It seems almost every day we hear about another couple breaking up. Recently Desperate Housewives star Eva Longoria filed for divorce from basketball star Tony Parker. This underscores the importance of taking divorce into consideration when doing estate planning.
Even if clients are blessed with a long-term, happy marriage, there are protections that the prudent estate planning attorney can incorporate into the plan. For example, you can leave assets in trust for the surviving spouse rather than outright. Further, you can encourage or require the surviving spouse to get a prenuptial agreement before remarrying. The trust can provide that the surviving spouse loses benefits in the family trust or marital trust if they do not do so. (Of course, in order to qualify for a marital deduction, the marital trust must still provide all income to the survivor.)
By doing so, you can protect the client from future divorces.
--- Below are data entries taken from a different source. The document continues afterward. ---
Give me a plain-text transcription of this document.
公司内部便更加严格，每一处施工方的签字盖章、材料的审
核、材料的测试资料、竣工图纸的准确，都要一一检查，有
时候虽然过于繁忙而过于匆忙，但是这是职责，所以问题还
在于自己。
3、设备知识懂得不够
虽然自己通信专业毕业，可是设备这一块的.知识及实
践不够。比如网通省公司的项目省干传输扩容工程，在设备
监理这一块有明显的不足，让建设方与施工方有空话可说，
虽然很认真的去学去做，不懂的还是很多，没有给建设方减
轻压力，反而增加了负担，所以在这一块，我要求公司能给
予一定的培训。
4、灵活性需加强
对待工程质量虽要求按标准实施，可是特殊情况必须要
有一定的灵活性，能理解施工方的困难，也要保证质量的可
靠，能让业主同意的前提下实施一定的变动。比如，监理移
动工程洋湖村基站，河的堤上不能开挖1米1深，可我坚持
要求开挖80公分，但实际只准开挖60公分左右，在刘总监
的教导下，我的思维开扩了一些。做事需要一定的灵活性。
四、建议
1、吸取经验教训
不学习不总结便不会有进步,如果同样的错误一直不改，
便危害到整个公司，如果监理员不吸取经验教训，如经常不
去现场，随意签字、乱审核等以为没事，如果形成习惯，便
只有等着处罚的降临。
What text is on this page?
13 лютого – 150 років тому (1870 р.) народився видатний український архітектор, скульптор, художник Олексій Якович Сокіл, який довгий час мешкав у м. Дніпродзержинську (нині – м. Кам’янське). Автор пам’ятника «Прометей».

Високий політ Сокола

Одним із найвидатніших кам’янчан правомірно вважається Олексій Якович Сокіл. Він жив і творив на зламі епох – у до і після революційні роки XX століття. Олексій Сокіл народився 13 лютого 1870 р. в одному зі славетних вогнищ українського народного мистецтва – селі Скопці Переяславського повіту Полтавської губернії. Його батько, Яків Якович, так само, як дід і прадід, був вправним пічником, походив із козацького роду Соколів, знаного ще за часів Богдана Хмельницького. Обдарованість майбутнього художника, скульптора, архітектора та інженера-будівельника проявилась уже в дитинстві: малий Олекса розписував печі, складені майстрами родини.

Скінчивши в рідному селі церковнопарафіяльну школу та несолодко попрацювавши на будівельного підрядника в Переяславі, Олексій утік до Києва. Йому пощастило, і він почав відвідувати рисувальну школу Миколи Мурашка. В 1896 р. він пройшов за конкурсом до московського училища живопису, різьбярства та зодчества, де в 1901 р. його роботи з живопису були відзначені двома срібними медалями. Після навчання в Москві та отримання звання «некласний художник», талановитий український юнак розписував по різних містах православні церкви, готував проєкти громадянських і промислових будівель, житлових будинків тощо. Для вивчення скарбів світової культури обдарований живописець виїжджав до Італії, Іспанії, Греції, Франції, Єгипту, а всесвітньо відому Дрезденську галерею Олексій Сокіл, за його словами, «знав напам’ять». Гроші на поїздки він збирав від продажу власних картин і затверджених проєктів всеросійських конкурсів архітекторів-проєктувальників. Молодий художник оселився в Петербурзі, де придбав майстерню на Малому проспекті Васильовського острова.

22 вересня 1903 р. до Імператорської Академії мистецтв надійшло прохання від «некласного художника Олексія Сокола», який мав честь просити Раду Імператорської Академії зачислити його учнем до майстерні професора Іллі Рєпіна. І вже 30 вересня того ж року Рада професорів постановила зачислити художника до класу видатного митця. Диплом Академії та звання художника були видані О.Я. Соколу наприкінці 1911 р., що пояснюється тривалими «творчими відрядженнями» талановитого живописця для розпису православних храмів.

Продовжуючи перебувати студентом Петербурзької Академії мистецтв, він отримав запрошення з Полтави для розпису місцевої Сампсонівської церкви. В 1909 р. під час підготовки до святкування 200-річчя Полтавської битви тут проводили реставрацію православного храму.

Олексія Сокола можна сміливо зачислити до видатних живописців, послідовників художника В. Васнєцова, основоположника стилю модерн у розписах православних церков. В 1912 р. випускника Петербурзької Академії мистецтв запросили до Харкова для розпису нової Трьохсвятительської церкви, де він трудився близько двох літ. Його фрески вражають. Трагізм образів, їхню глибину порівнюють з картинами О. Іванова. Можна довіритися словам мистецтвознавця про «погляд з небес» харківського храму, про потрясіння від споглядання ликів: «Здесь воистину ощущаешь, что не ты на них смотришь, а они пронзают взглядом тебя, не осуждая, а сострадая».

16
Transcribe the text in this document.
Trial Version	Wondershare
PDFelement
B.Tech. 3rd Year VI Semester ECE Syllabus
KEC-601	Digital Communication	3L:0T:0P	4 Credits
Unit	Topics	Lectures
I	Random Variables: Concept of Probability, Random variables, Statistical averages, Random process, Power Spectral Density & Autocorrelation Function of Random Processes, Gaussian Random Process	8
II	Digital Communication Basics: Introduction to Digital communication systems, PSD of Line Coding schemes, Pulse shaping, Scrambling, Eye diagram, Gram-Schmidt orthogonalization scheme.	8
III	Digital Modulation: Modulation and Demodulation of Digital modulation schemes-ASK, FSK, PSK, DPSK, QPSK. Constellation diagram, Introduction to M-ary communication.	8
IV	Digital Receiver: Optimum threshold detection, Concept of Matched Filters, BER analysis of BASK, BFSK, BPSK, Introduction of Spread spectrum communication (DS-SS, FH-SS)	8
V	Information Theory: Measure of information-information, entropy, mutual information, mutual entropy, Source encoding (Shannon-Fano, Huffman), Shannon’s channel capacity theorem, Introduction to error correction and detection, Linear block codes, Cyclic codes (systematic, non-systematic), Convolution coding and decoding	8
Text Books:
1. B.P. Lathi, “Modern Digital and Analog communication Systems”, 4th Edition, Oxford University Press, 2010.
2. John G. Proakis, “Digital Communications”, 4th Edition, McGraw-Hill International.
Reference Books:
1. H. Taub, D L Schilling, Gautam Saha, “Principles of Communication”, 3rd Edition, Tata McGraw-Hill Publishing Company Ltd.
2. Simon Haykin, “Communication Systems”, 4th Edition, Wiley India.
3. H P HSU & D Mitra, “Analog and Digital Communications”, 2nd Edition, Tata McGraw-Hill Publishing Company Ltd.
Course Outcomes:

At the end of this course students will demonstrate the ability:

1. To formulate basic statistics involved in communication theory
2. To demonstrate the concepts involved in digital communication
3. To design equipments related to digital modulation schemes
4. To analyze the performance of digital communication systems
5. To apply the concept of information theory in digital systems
Similarly, you can protect children from divorcing spouses by leaving assets in trust.
As estate planning attorneys, we try to anticipate and plan for every contingency. But, as estate tax planning in the last decade has shown, we really do not have a crystal ball. When the assets pass to the surviving spouse or to the children, we cannot foresee what their spouse would be like. It is possible that their future spouse might be a wonderful person whom they’d be lucky to partner with. However, it is also possible that their future spouse might be seeking to obtain half of the assets that your clients worked hard to accumulate.
A little planning now can prevent disaster down the road. When the surviving spouse is anticipating remarriage, a future breakup will likely be the farthest thing from their mind. A clause which penalizes the surviving spouse for failure to execute a prenuptial agreement might be just the excuse they need to go to their fiancé(e) for a prenuptial agreement. You can imagine the conversation now, “I trust you completely, but the trust requires me to ask for a prenup…”
While estate planning attorneys cannot envision every possibility, breakups are common enough that it is prudent to plan for that possibility. How do you protect the surviving spouse from divorce upon remarriage? Do you penalize the surviving spouse if they do not execute a prenuptial agreement prior to remarriage?
Stephen C. Hartnett, J.D., LL. M
Associate Director of Education
American Academy of Estate Planning Attorneys, Inc.